Since UniQure made history in 2014 by receiving approval from the European Commission to treat Familial Chylomicronemia Syndrome patients with Glybera, one individual has been able to afford the 1.4-million-dollar medicine.
One.
UniQure’s approval to market the drug contractually lasted five years, and is set to expire on October 25, 2017.
A few weeks ago, UniQure officially announced they won’t be pursuing a renewal.
As headlines like- “Pulling the plug on the first gene therapy drug”, “Biotech Firm Pulls Pioneering Gene Therapy Due to No Demand”, “First Gene Therapy Ever Approved Calling it Quits”, and “The World’s Most Expensive Medicine is Being Pulled from the Market” filled your newsfeeds, it’s only natural to feel some discouragement. But, please don’t lose all hope.

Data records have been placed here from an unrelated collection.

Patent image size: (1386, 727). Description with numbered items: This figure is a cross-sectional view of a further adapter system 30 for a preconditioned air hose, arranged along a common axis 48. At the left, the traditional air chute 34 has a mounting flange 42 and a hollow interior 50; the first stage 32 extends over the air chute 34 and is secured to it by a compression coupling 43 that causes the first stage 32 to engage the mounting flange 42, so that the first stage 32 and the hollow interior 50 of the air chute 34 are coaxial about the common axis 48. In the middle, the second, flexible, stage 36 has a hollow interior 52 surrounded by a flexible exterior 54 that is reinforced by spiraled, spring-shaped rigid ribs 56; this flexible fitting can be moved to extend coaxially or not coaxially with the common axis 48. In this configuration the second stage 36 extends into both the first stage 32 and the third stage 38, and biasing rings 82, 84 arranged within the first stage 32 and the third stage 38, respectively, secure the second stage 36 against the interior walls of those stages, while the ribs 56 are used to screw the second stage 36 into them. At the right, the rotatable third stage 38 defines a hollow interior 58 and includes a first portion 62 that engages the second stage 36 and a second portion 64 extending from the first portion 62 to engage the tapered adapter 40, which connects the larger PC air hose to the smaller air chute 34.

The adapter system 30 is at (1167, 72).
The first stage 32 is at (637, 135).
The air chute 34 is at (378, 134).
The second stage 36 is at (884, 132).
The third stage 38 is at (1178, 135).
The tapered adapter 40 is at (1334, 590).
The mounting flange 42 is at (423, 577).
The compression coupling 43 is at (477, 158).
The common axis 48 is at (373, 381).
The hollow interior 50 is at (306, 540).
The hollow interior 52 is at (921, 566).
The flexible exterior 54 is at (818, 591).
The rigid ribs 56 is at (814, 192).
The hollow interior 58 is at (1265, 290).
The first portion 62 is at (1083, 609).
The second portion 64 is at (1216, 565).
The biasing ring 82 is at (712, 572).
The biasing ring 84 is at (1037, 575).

The thing is, the only reason UniQure made the choice they did is because of a lack of demand, not because a lack of success. Faults weren’t found in the science, but in the commercial side of the drug’s distribution.
Ricki Lewis, author of “The Forever Fix: Gene Therapy and the Boy Who Saved It”, says this is only a small setback in the development of gene therapy. He wants to reassure patients that its time is coming, just maybe not as quickly as we’d hoped.

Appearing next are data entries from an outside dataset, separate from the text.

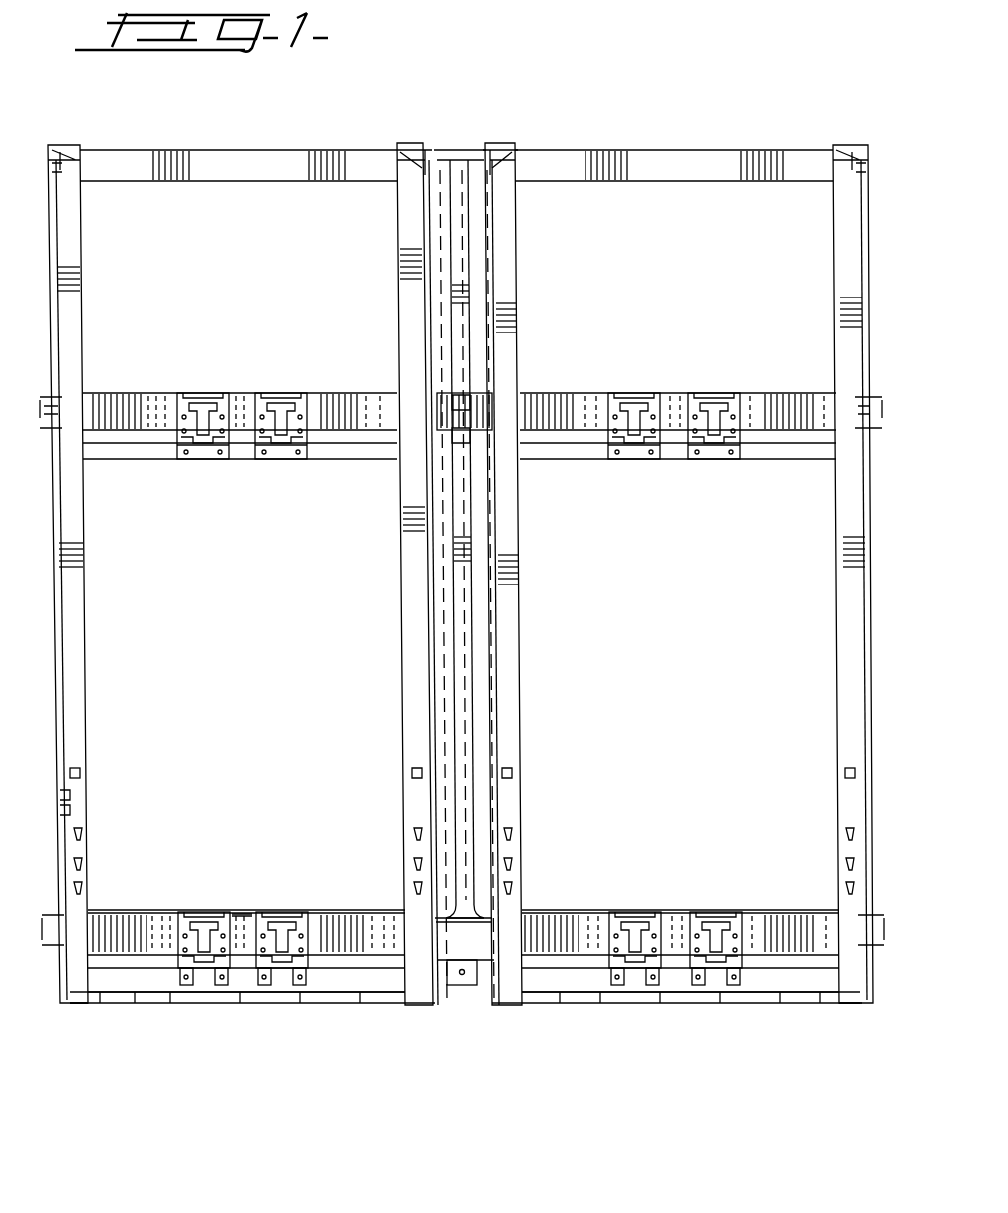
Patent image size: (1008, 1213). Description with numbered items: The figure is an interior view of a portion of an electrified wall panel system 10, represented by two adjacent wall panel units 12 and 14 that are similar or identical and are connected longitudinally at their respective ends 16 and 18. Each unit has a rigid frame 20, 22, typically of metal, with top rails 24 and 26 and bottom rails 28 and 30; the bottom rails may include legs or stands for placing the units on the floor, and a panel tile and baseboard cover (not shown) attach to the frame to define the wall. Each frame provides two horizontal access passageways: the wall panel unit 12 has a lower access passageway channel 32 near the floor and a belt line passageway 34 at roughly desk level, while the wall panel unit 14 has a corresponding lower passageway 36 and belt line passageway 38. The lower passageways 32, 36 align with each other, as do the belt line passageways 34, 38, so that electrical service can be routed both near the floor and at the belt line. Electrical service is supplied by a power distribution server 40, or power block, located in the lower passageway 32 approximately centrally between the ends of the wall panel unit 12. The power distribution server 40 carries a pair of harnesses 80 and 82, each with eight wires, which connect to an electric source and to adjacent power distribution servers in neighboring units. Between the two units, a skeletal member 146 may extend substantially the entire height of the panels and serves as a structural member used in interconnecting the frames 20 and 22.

The electrified wall panel system 10 is at (78, 128).
The wall panel unit 12 is at (232, 318).
The wall panel unit 14 is at (667, 318).
The end 16 is at (422, 543).
The end 18 is at (485, 518).
The frame 20 is at (85, 238).
The frame 22 is at (832, 246).
The top rail 24 is at (262, 182).
The top rail 26 is at (575, 182).
The bottom rail 28 is at (310, 1005).
The bottom rail 30 is at (608, 1005).
The lower access passageway channel 32 is at (237, 920).
The belt line passageway 34 is at (122, 430).
The lower passageway 36 is at (597, 912).
The belt line passageway 38 is at (783, 432).
The power distribution server 40 is at (246, 898).
The harness 80 is at (364, 940).
The harness 82 is at (118, 940).
The skeletal member 146 is at (468, 642).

The Food and Drug Administration has quite a few gene therapy cases on their deliberation table this year. Here’s to hoping that they use Glybera’s failure not as a deterrent to approve gene therapy, but as evidence to alter marketing strategies.

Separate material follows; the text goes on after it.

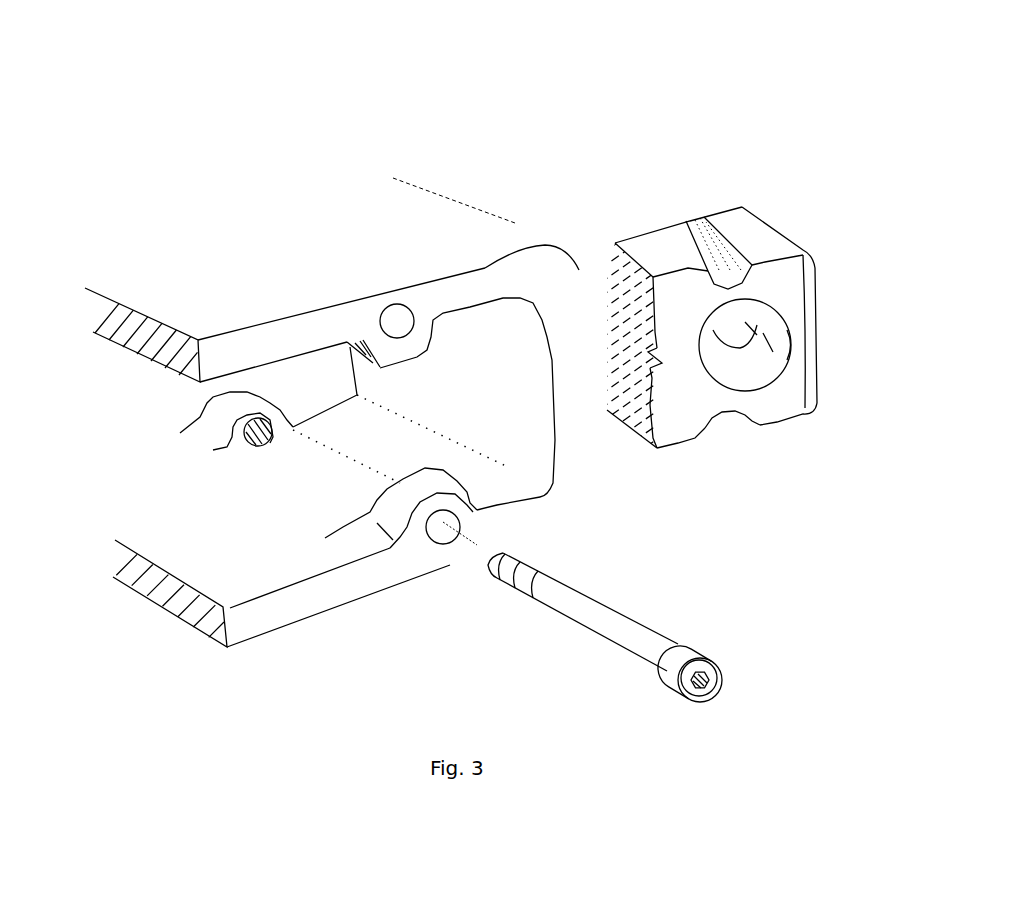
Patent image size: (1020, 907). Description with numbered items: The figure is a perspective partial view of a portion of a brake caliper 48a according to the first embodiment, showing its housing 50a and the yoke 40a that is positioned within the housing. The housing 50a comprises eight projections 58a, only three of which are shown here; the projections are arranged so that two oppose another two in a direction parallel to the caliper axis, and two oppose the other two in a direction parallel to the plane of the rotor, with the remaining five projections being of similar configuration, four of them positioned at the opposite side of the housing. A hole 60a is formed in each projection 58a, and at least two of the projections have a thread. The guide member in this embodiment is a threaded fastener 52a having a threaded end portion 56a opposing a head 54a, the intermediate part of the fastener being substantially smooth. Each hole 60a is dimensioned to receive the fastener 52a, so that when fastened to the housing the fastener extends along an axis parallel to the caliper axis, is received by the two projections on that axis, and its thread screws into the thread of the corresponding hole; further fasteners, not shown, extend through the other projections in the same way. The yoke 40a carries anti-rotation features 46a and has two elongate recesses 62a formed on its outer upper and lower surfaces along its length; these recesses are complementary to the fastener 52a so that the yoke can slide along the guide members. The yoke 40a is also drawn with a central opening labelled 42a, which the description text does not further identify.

Let’s be clear, Glybera has not been a failure, the system has. Glybera’s demonstrated success has only grown since its first clinical trial. And this is a reminder too, that participation in clinical trials, with all the attendant risk involved, also has the benefit of potential free access to the best new therapies being tested.
As UniQure continues their examination of gene therapies for diseases like hemophilia B and Huntington’s disease, and the FDA examines other gene therapy proposals, we can cross our fingers they use Glybera as a precedent to continue to explore this exciting new approach to treating difficult disease.